Some codes say single-lever faucets are quick closing. Other codes say they are not quick closing. I have always thought I could make a single-lever valve quick closing. The same is true for a ball valve or push-pull valve.

It is not just a quick closing valve that causes water hammer. Any sudden change in velocity is a problem. If the water is flowing at 8 ft./sec. and quickly changes to flowing 2 ft./sec., the result is hydraulic shock. The question is, "How intense is the hydraulic shock?"

Every time there is a change in the velocity of flow, there is hydraulic shock. For purposes of the code, there is an established threshold whereby a water hammer arrestor is required. That threshold is a surge pressure of 150 psi.

This surge pressure cannot be measured with a pressure gauge. Since the pressure curve is traveling at the speed of sound, a standard pressure gauge won't even budge when the surge pressure hits. If you really wanted to measure the pressure you would need to install a pressure transducer.

One of the confusing aspects of water hammer arrestors is the number and placement of the arrestors.

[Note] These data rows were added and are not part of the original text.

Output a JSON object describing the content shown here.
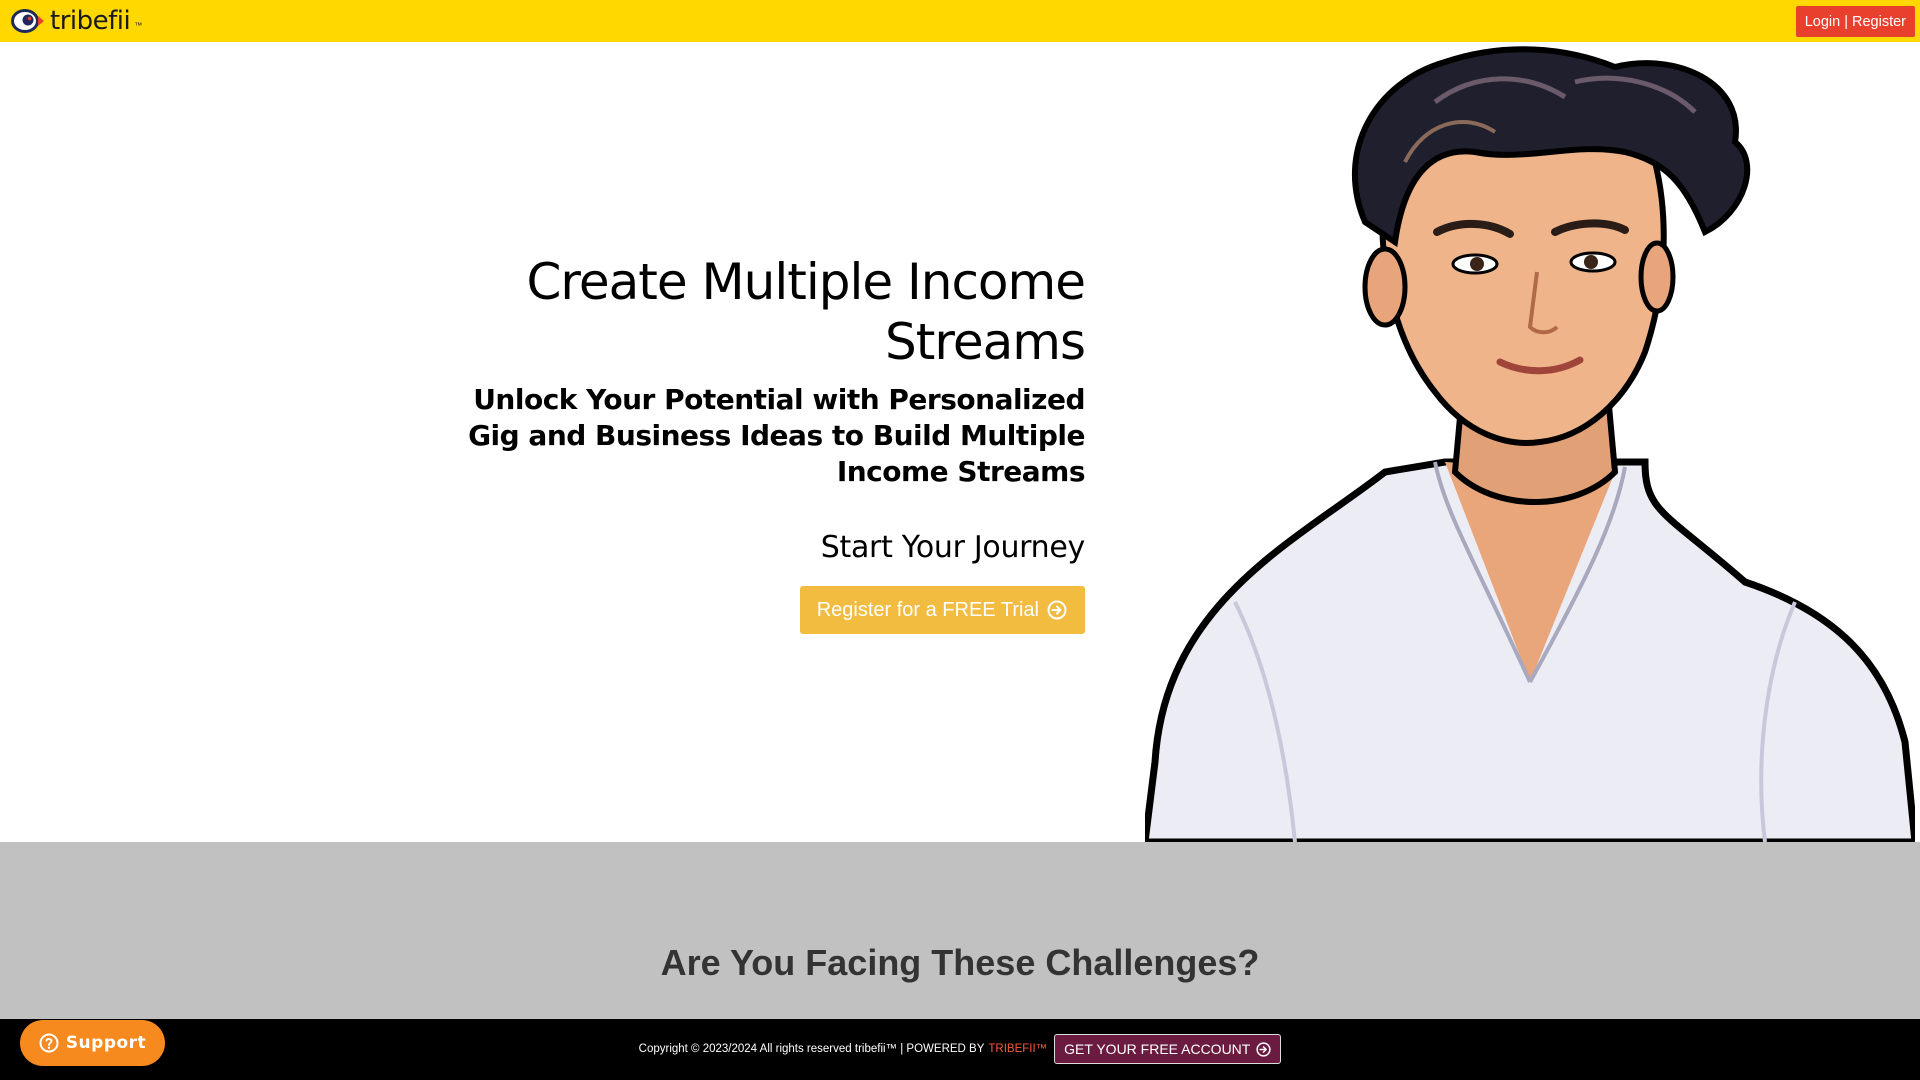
{
  "header": {
    "logo_text": "tribefii",
    "logo_tm": "™",
    "login_label": "Login | Register"
  },
  "hero": {
    "title": "Create Multiple Income Streams",
    "subtitle": "Unlock Your Potential with Personalized Gig and Business Ideas to Build Multiple Income Streams",
    "journey": "Start Your Journey",
    "cta_label": "Register for a FREE Trial",
    "cta_icon": "arrow-circle-right-icon"
  },
  "challenges": {
    "title": "Are You Facing These Challenges?"
  },
  "footer": {
    "copyright": "Copyright © 2023/2024 All rights reserved tribefii™ | POWERED BY",
    "powered_brand": "TRIBEFII™",
    "account_label": "GET YOUR FREE ACCOUNT",
    "account_icon": "arrow-circle-right-icon"
  },
  "support": {
    "label": "Support",
    "icon": "help-circle-icon"
  },
  "colors": {
    "header_bg": "#ffd800",
    "login_bg": "#e8402c",
    "cta_bg": "#f2bc41",
    "challenges_bg": "#c1c1c1",
    "footer_bg": "#000000",
    "footer_brand": "#f25d3a",
    "footer_button_bg": "#6a1b3f",
    "support_bg": "#f68a1f"
  }
}
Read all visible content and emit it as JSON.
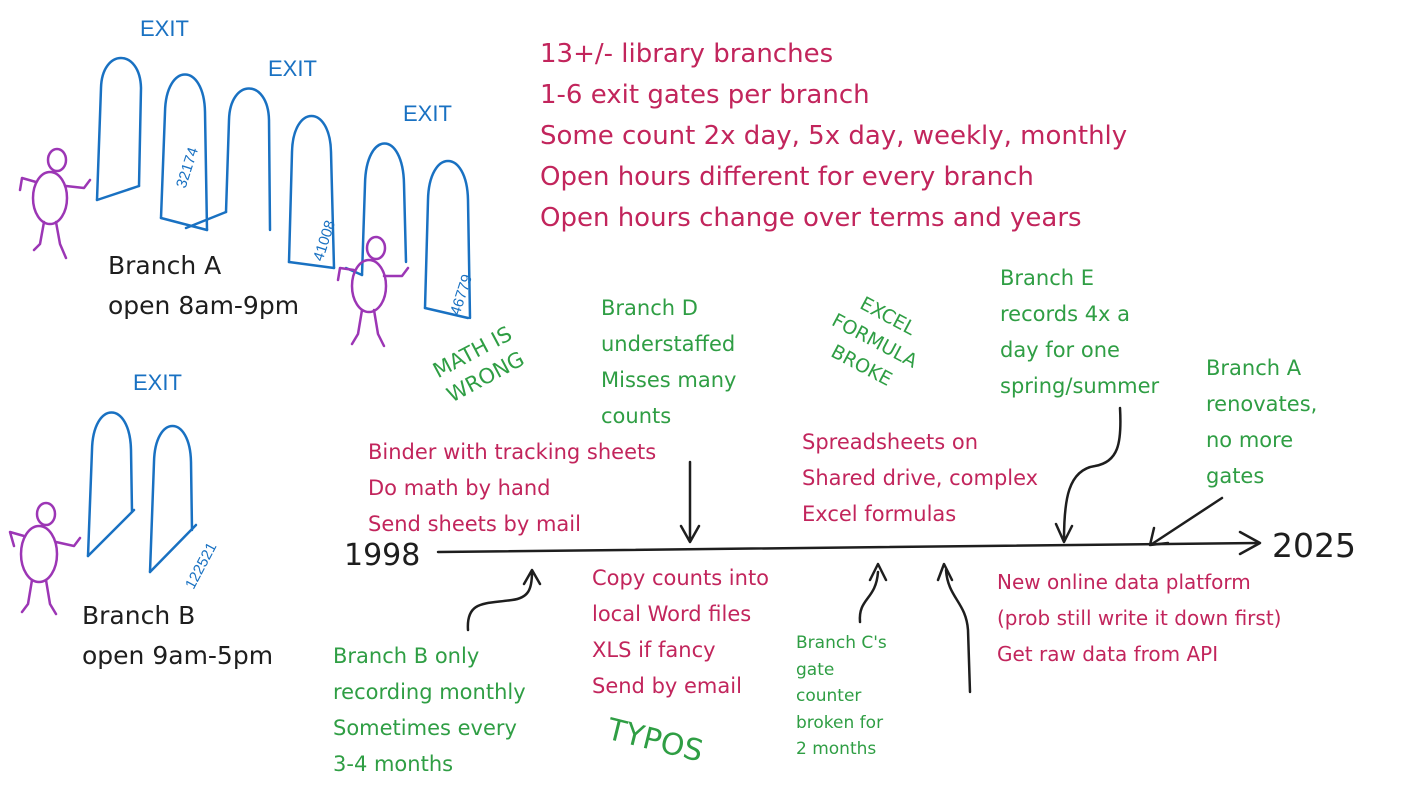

Every fixture does not need a water hammer arrestor. The normal effective range of a water hammer arrestor is 20 feet. That means that any fixture connected within the 20-foot distance is protected.

The best location for the water hammer arrestor is the last fixture downstream in the piping system (that requires protection). The 20-foot effective range is measured upstream from the water hammer arrestor, not downstream. While the shock wave is attempting to travel backward in the piping system, the flow of water is traveling into the water hammer arrestor. That is where the energy is absorbed.

When in doubt, establish in your own mind how fast the quick-closing valve will close. The quicker, the more problems you could have. When installing the water hammer arrestors, check out the smaller AA models. That is all you need for most residential applications. The larger valves are typically intended for commercial installations.

If you are still installing air chambers, stop what you are doing. If water hammer protection is really necessary, it can only be accomplished with the installation of a water hammer arrestor.